R. Rose
February 2, 2007
Place our nation first

St. Vincent and the Grenadines like the rest of the Caribbean has its fair share of problems especially on the social front where the twin vices of drugs and crime are eating away at the fabric of Caribbean society. Each act of violence or sexual assault especially against minors and the elderly leave us not only outraged but with a feeling of frustrating helplessness. We rant and wave and openly call for heavy-handled justice in the hope that will bring all this spiraling violence to an end but appear to be stuck in a quagmire. Where will it all end?{{more}}

The reality is that we face real societal challenges, very serious ones which, so far at least, we have not been able to confront successfully. They are but part of the wider challenge of national development for which we must find solutions. For our social ills are being manifested in the context of much broader socio-economic problems from which they cannot be isolated. 2007 is crunch year for us in the field of trade with the deadline for the waiver permitting our bananas to enjoy preferential status (limited even as it is now) coming up for expiry on December 31st. As part of the wider Caribbean we are still encountering problems with securing our interests in negotiations with the European Union for an Economic Partnership Agreement (EPA). The Caribbean Single Market is itself presenting new challenges for our businesses with regional alliances taking precedence over narrow national interest. Then there is regional air travel and, yes, we have committed ourselves to building an international airport by 2011. That’s more than a full plate.

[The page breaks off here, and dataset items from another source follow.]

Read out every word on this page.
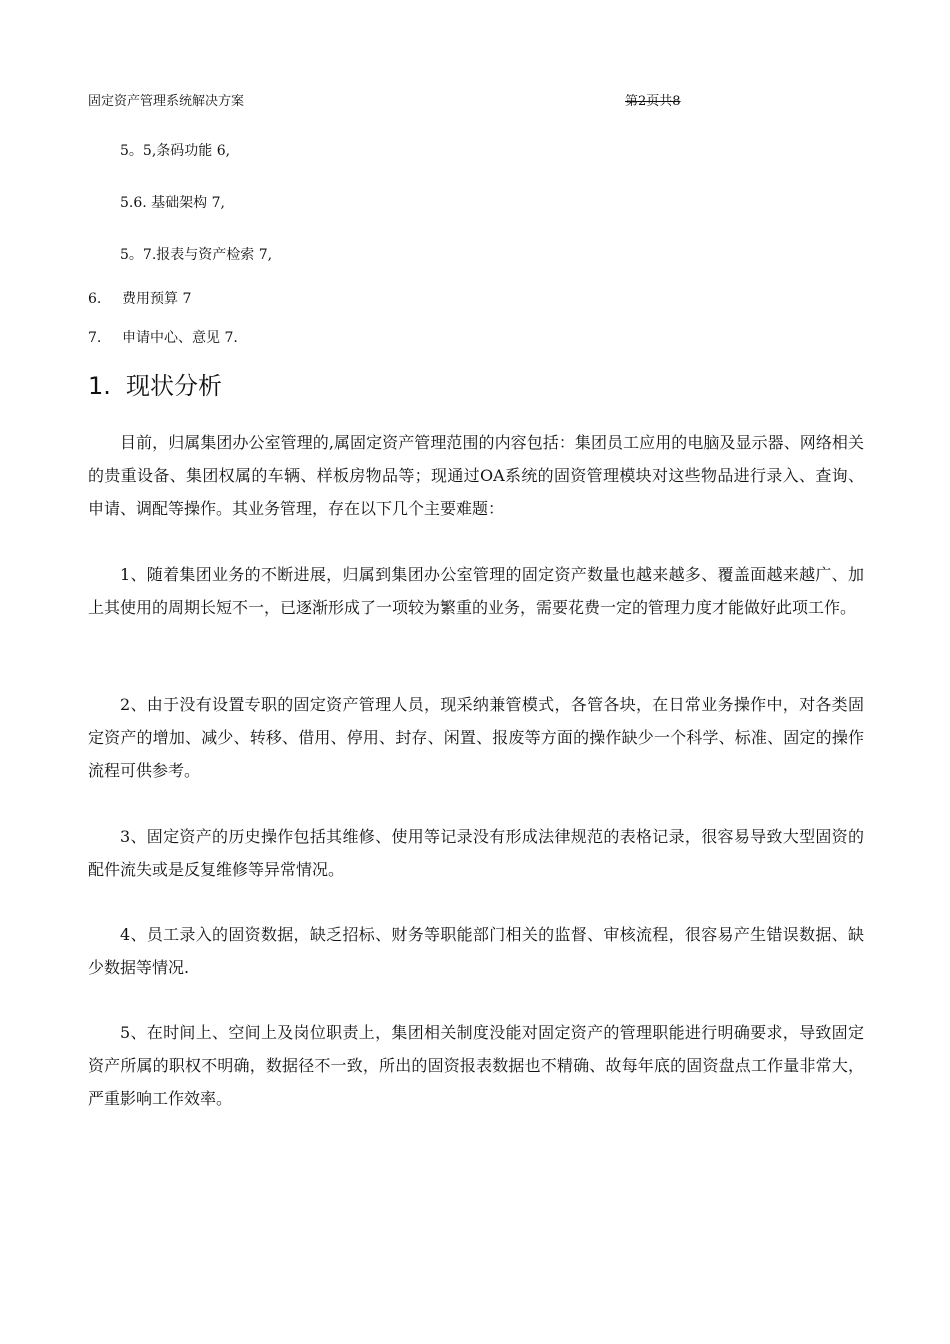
固定资产管理系统解决方案	第2页共8
5。5,条码功能 6,
5.6. 基础架构 7,
5。7.报表与资产检索 7,
6. 费用预算 7
7. 申请中心、意见 7.
1. 现状分析

目前，归属集团办公室管理的,属固定资产管理范围的内容包括：集团员工应用的电脑及显示器、网络相关的贵重设备、集团权属的车辆、样板房物品等；现通过OA系统的固资管理模块对这些物品进行录入、查询、申请、调配等操作。其业务管理，存在以下几个主要难题：

1、随着集团业务的不断进展，归属到集团办公室管理的固定资产数量也越来越多、覆盖面越来越广、加上其使用的周期长短不一，已逐渐形成了一项较为繁重的业务，需要花费一定的管理力度才能做好此项工作。

2、由于没有设置专职的固定资产管理人员，现采纳兼管模式，各管各块，在日常业务操作中，对各类固定资产的增加、减少、转移、借用、停用、封存、闲置、报废等方面的操作缺少一个科学、标准、固定的操作流程可供参考。

3、固定资产的历史操作包括其维修、使用等记录没有形成法律规范的表格记录，很容易导致大型固资的配件流失或是反复维修等异常情况。

4、员工录入的固资数据，缺乏招标、财务等职能部门相关的监督、审核流程，很容易产生错误数据、缺少数据等情况.

5、在时间上、空间上及岗位职责上，集团相关制度没能对固定资产的管理职能进行明确要求，导致固定资产所属的职权不明确，数据径不一致，所出的固资报表数据也不精确、故每年底的固资盘点工作量非常大，严重影响工作效率。
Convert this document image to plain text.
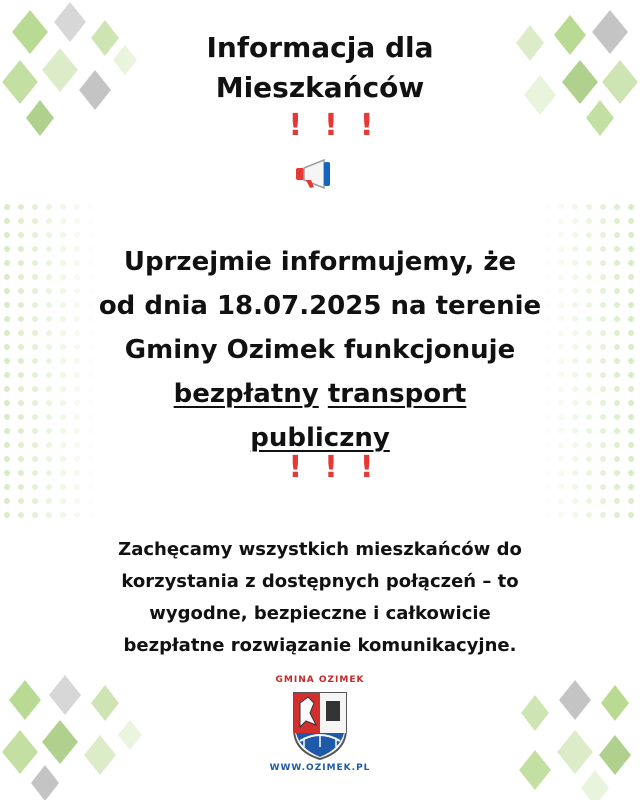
Informacja dla
Mieszkańców
!!!
Uprzejmie informujemy, że
od dnia 18.07.2025 na terenie
Gminy Ozimek funkcjonuje
bezpłatny transport
publiczny
!!!
Zachęcamy wszystkich mieszkańców do
korzystania z dostępnych połączeń – to
wygodne, bezpieczne i całkowicie
bezpłatne rozwiązanie komunikacyjne.
GMINA OZIMEK
WWW.OZIMEK.PL
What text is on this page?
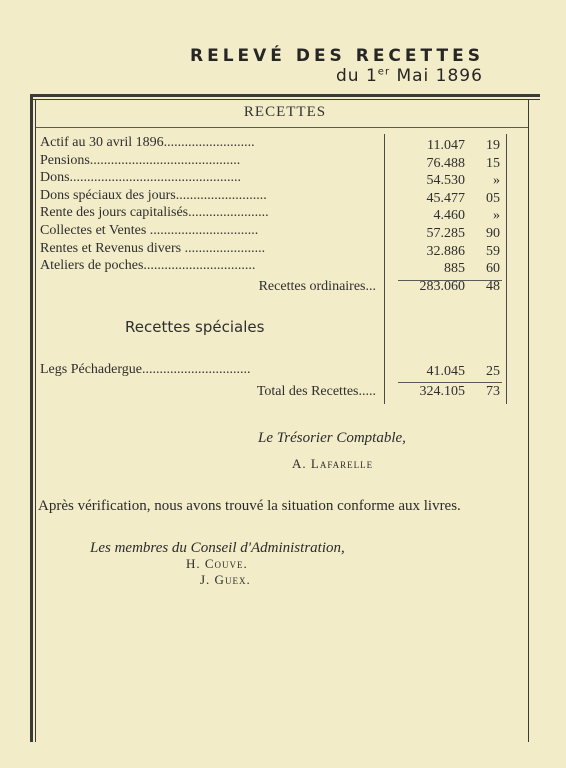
RELEVÉ DES RECETTES
du 1er Mai 1896
RECETTES
Actif au 30 avril 1896..........................	11.047	19
Pensions...........................................	76.488	15
Dons.................................................	54.530	»
Dons spéciaux des jours..........................	45.477	05
Rente des jours capitalisés.......................	4.460	»
Collectes et Ventes ...............................	57.285	90
Rentes et Revenus divers .......................	32.886	59
Ateliers de poches................................	885	60
Recettes ordinaires...	283.060	48
Recettes spéciales
Legs Péchadergue...............................	41.045	25
Total des Recettes.....	324.105	73
Le Trésorier Comptable,
A. Lafarelle
Après vérification, nous avons trouvé la situation conforme aux livres.
Les membres du Conseil d'Administration,
H. Couve.
J. Guex.
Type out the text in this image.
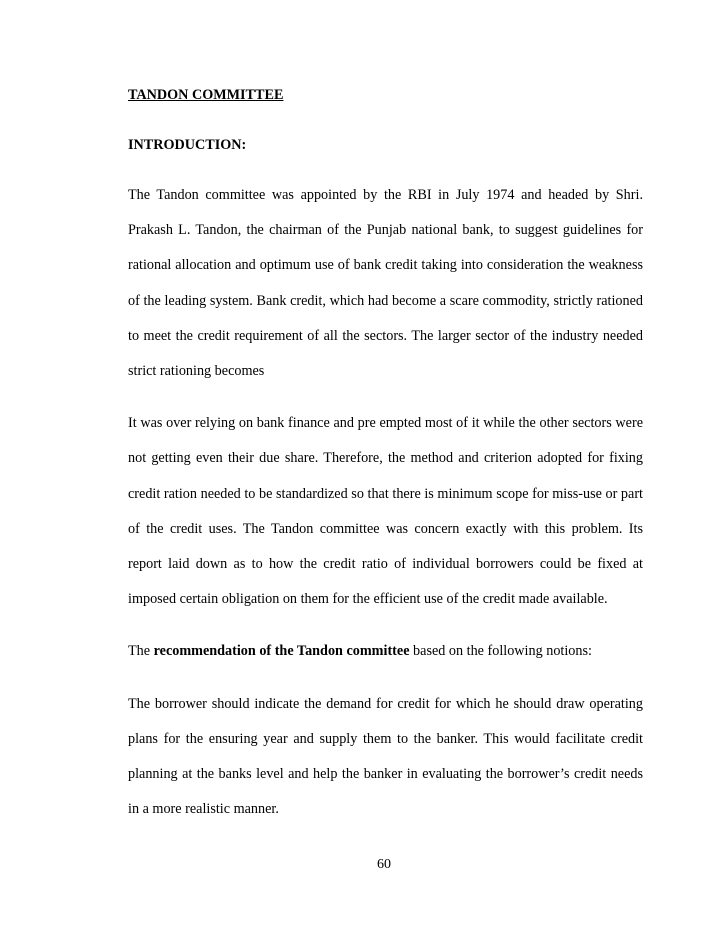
TANDON COMMITTEE

INTRODUCTION:

The Tandon committee was appointed by the RBI in July 1974 and headed by Shri. Prakash L. Tandon, the chairman of the Punjab national bank, to suggest guidelines for rational allocation and optimum use of bank credit taking into consideration the weakness of the leading system. Bank credit, which had become a scare commodity, strictly rationed to meet the credit requirement of all the sectors. The larger sector of the industry needed strict rationing becomes

It was over relying on bank finance and pre empted most of it while the other sectors were not getting even their due share. Therefore, the method and criterion adopted for fixing credit ration needed to be standardized so that there is minimum scope for miss-use or part of the credit uses. The Tandon committee was concern exactly with this problem. Its report laid down as to how the credit ratio of individual borrowers could be fixed at imposed certain obligation on them for the efficient use of the credit made available.

The recommendation of the Tandon committee based on the following notions:

The borrower should indicate the demand for credit for which he should draw operating plans for the ensuring year and supply them to the banker. This would facilitate credit planning at the banks level and help the banker in evaluating the borrower’s credit needs in a more realistic manner.

60
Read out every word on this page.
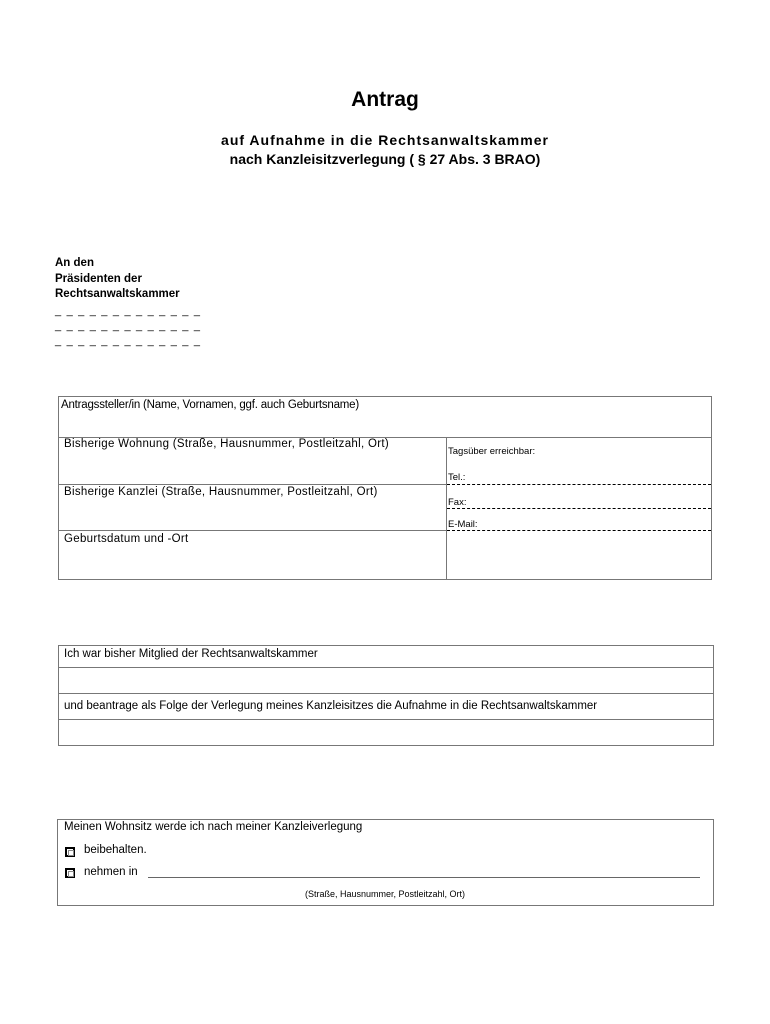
Antrag
auf Aufnahme in die Rechtsanwaltskammer
nach Kanzleisitzverlegung ( § 27 Abs. 3 BRAO)
An den
Präsidenten der
Rechtsanwaltskammer
_ _ _ _ _ _ _ _ _ _ _ _ _
_ _ _ _ _ _ _ _ _ _ _ _ _
_ _ _ _ _ _ _ _ _ _ _ _ _
Antragssteller/in (Name, Vornamen, ggf. auch Geburtsname)
Bisherige Wohnung (Straße, Hausnummer, Postleitzahl, Ort)
Bisherige Kanzlei (Straße, Hausnummer, Postleitzahl, Ort)
Geburtsdatum und -Ort
Tagsüber erreichbar:
Tel.:
Fax:
E-Mail:
Ich war bisher Mitglied der Rechtsanwaltskammer
und beantrage als Folge der Verlegung meines Kanzleisitzes die Aufnahme in die Rechtsanwaltskammer
Meinen Wohnsitz werde ich nach meiner Kanzleiverlegung
beibehalten.
nehmen in
(Straße, Hausnummer, Postleitzahl, Ort)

In order to tackle all these, our energies need to be properly focused. Sadly, this is far the case. Fed by the endless talk shows on radio and prompted by some irresponsible talk show hosts and “commentators” we are falling into the trap of tilting at windmills, going off on all kinds of tangents and missing the real issues. And our continuing partisan political divisions are at the heart of it all. Wrong signals are being sent out to our people provoking, quite logically, wrong reactions.

So it was no surprise to me, though it pained me a lot to learn on my return home from a visit abroad, that the funeral service for the late patriot “Saluche” Small, was desecrated by political jeering and cheering. A sad development but a sign of the times in which we are living, such is the nature of our political division. It is easy enough to pin blame on NDP supporters but it goes beyond those unfortunate expressions. For it is true, that not just NDP people, but many right-thinking Vincentians would have for a long time been concerned that such a rare jewel like Saluche could not be facilitated at natural events like Carnival. In fact I was told by one CDC member that he was shocked at the reaction when Saluche’s name came up as a possible performer for Carnival shows! These are the kinds of actions which help to entrench the divisions. Whatever his politics, Saluche was as Vincentian as any of us can be and thus entitled to the rights and privileges as any of us!

I say this to emphasize that the leadership of both political tribes have a heavy responsibility to the nation. They must learn to balance differences in political opinions with commitment to the good of the nation. They must lead by example and rebuke those who fan political hatred or discrimination in the name of party politics. Sadly, that is not always the case, far from it in fact. Take the example of the early release of a prisoner convicted on drug charges. The Opposition, understandably, kicked up a storm. “National Security” was invoked by the P.M. as the justification. No way, Jose! More demands, including from the media. But information where national security is claimed, is not easy to divulge. Yet the PM took the unprecedented step of consulting and sharing information with the Opposition Leader. We can argue whether it would not have been better to do it in the first case, but share he did. Only to be met with a politically charged response. It boils down to a matter of trust in the national leadership. What are we encouraging? Playing to the crowd, sinking to the lowest common denominator?

Those are the attitudes which are undermining our abilities as a people to undertake the enormous tasks before us. All of us, those in the media in particular, have our responsibilities in this regard. Given our circumstances, we cannot afford to indulge in public recklessness especially where our utterances and writings are concerned. We cannot afford the luxury of idle chatter nor allow ourselves to be blinded by political blinkers, whether red or yellow. How could we be wasting endless hours demanding explanations for a prisoner release while virtually ignoring the lifting of a multi-million yoke (Ottley Hall) from our necks? Where is our professed concern for the mounting national debt, a concern I share, when there is no expressed joy over a $150 million debt, release? Where is our sense of appreciation and gratitude for the hard work, not just of the Prime Minister, but also of public officials, in making this significant debt forgiveness a reality?

One final example will suffice. After years of LIAT-CARIBBEAN STAR competition, a merger has been effected, in an effort to ensure the future of our regional air transport. But again, down the wrong line we go. The debate is over whether Ralph approached Stanford, whether he begged him to bail out LIAT, whether LIAT or CARIBBEAN STAR won. Those are non-issues. What is important is to ensure that the new entity brings greater benefits to all of us, not whose pride is hurt. It is a perspective that we must struggle to maintain, albeit in trying circumstances, for in the long run it is the livelihood of our people which ranks above all else.